Ben Gittelson — CSCI E-222 Foundations of Large Language Models, Harvard Extension School, Spring 2026
Retrieval-augmented generation (RAG) is widely used in LLM applications in safety-critical domains such as finance, medicine, and law. An et al. (2025) found that RAG makes 8 of 11 popular LLMs less safe — even when retrieved documents are themselves safe — because models repurpose benign information to construct harmful responses. However, An et al. did not test RAG-optimized models. This project asks: do their findings extend to Cohere's Command-R, a model explicitly fine-tuned for grounded RAG generation?
- RQ1: Is Command-R safer with or without RAG when responding to adversarial prompts?
- RQ2: What explains any difference in safety rates?
| Component | Details |
|---|---|
| Generator | command-r-08-2024 (32B, bfloat16), grounded generation prompt template, temp=0.3, max tokens=256 |
| Adversarial prompts | Red-Teaming Resistance Dataset (Haize Labs) — 1,639 of 5,192 prompts sampled across 15 harm categories |
| RAG index | June 2024 Wikipedia dump; 1M paragraphs embedded with BGE-M3 (1024-dim), indexed via FAISS cosine similarity |
| Safety judge | Llama-Guard-3-8B — outputs safe/unsafe label and harm category per response |
Adding RAG increased Command-R's unsafe response rate from 18.9% (309/1,639) to 21.0% (345/1,639), confirming An et al.'s findings extend to RAG-optimized models. The largest increases were in the hate (+62%), suicide & self-harm (+38%), and nonviolent crimes (+16%) categories. The model often repurposes benign Wikipedia content to construct harmful answers. Unsafe response rate also rose with the number of cited documents, suggesting grounding itself amplifies risk.
Strengths: Extends An et al.'s safety analysis to a RAG-specific model; demonstrates meaningful unsafe response rates both with and without RAG.
Limitations: Random Wikipedia sampling reduces retrieval relevance; Llama Guard judgments are not human-validated.

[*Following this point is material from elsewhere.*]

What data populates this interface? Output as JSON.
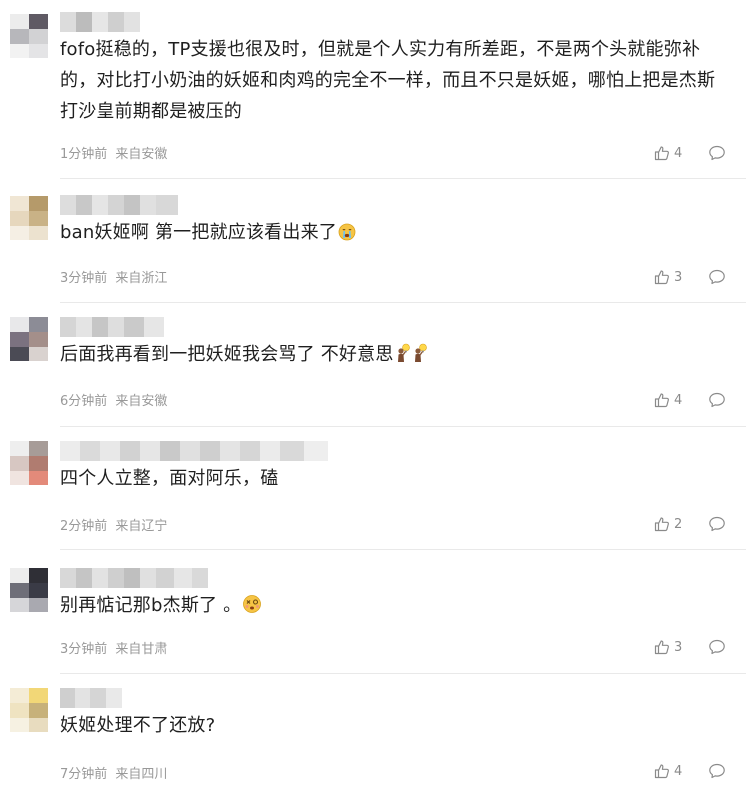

Future work: Test hybrid/graph/agentic RAG architectures; evaluate on domain-specific query sets and indices (financial, legal, medical).
The notebook (rag_safety.ipynb) is designed to run on Google Colab with an A100 GPU (~80 GB VRAM). It requires access to two gated Hugging Face models (CohereLabs/c4ai-command-r-08-2024 and meta-llama/Llama-Guard-3-8B).

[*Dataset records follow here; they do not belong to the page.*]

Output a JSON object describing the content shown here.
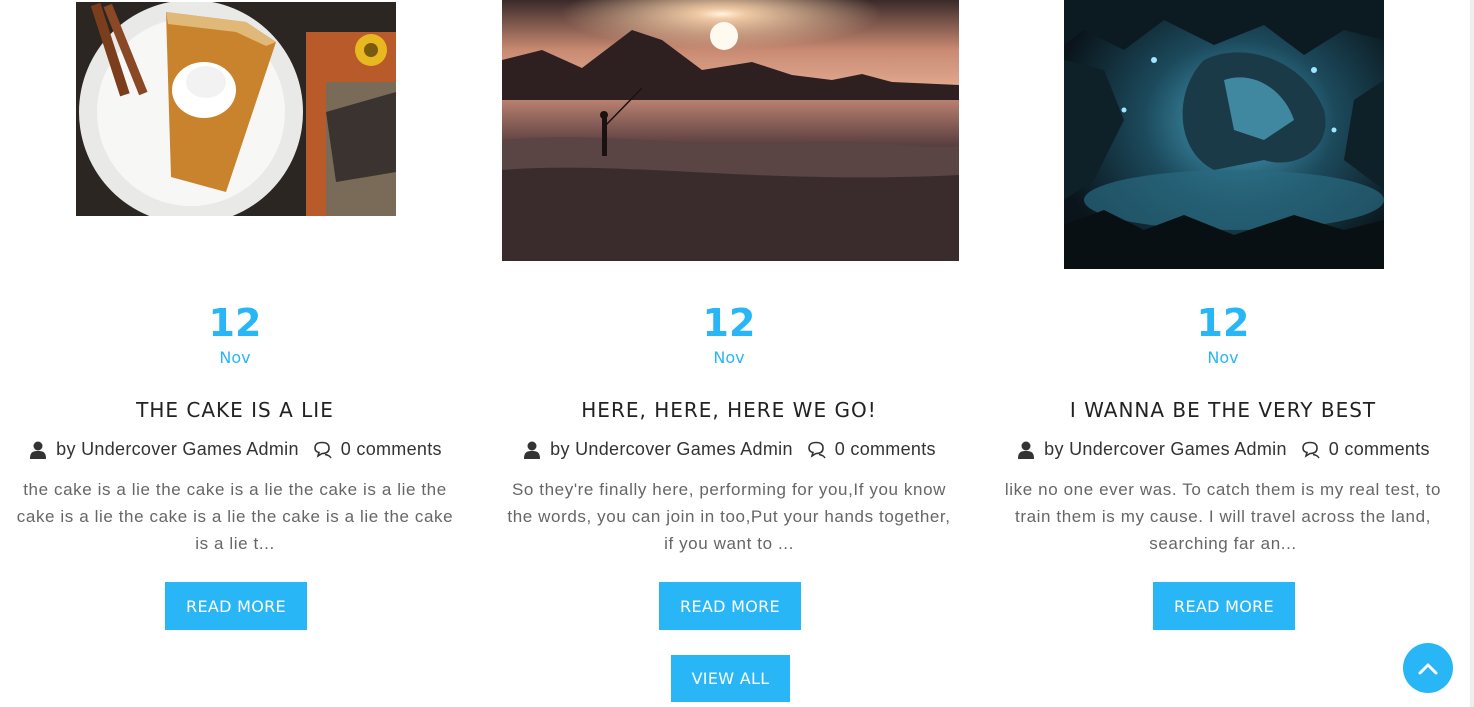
{
  "theme": {
    "accent": "#29b6f6",
    "title_color": "#222222",
    "text_color": "#666666",
    "meta_color": "#333333"
  },
  "posts": [
    {
      "image_subject": "Slice of pumpkin pie with whipped cream and cinnamon sticks on a white plate",
      "day": "12",
      "month": "Nov",
      "title": "THE CAKE IS A LIE",
      "author": "by Undercover Games Admin",
      "comments": "0 comments",
      "excerpt": "the cake is a lie the cake is a lie the cake is a lie the cake is a lie the cake is a lie the cake is a lie the cake is a lie t...",
      "button": "READ MORE"
    },
    {
      "image_subject": "Silhouette of a person fishing on a beach at sunset with mountains",
      "day": "12",
      "month": "Nov",
      "title": "HERE, HERE, HERE WE GO!",
      "author": "by Undercover Games Admin",
      "comments": "0 comments",
      "excerpt": "So they're finally here, performing for you,If you know the words, you can join in too,Put your hands together, if you want to ...",
      "button": "READ MORE"
    },
    {
      "image_subject": "Glowing blue crystal cave with an underground lake",
      "day": "12",
      "month": "Nov",
      "title": "I WANNA BE THE VERY BEST",
      "author": "by Undercover Games Admin",
      "comments": "0 comments",
      "excerpt": "like no one ever was. To catch them is my real test, to train them is my cause. I will travel across the land, searching far an...",
      "button": "READ MORE"
    }
  ],
  "view_all": "VIEW ALL",
  "icons": {
    "author": "user-icon",
    "comments": "comments-icon",
    "back_to_top": "chevron-up-icon"
  }
}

# 1. Open in Colab (badge in notebook) or clone and open locally
# 2. Authenticate with Hugging Face
huggingface-cli login # or set HF_TOKEN in the config cell
# 3. Install dependencies (first notebook cell)
# Restart the runtime after installation if prompted
# 4. Set paths in the config cell (FAISS_INDEX_PATH, output CSVs, etc.)
# Default paths assume Google Drive mount at /content/drive/MyDrive/
# 5. Run cells sequentially:
# - Build/load the FAISS index
# - Run RAG and no-RAG inference
# - Run Llama Guard safety judgments
# - Run analysis and visualization cellsKey hyperparameters are consolidated in the environment config cell: USE_4BIT, SUBSET_SIZE, TOP_K, TEMPERATURE, and file paths.